The (de)serialization problem

Suppose you have a batch-processing pipeline with multiple steps. It's often nice to split this up a little bit – usually along time cost lines, usually around the parts that take a long time to run. Long-running steps get separated out from short steps to save on time; short steps get bundled together. You end up with your "main" scripts, the expensive ones, and preprocessing/postprocessing wrapped around them.

But why not go further? Why not split your pieces up into tens or hundreds of tiny scripts?

In short, because it's a pain. One of the reasons is that splitting a step means you now have N+1 things to remember – the earlier step and the later step. But another reason is what I've been thinking of as the serialization problem or the boundary problem.

Every time you split a script X into parts A and B, you now have to explicitly transfer data between part A and part B. When these parts were together it was easy – the two parts were running in the same executable or interpreter, so you could just pass around the data directly.
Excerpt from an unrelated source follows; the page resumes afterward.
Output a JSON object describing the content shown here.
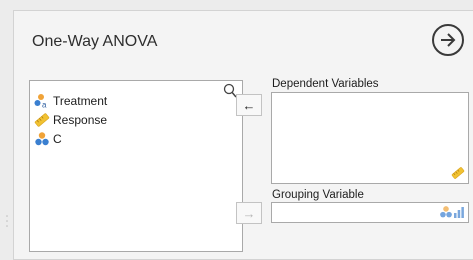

Explicit transfer is a lot harder than implicit. You have a lot of options. If you have a shared filesystem, it's easy to read your inputs from and write your results to that filesystem.

However you do it, you're going to run into a problem: You now have to take care of serialization and deserialization somehow. This is extra code you have to write and maintain above and beyond what you needed for X alone. The only reason it needs to exist is so that A and B can coordinate with each other and transfer the appropriate data. That means extra time for you write it up front, and extra time in the future to make sure the two scripts stay on the same page about formatting and what's included in the data and so on. It means extra time to make sure you load and handle the data properly.

This seems like an important limiting factor on how much it is worthwhile to split your scripts.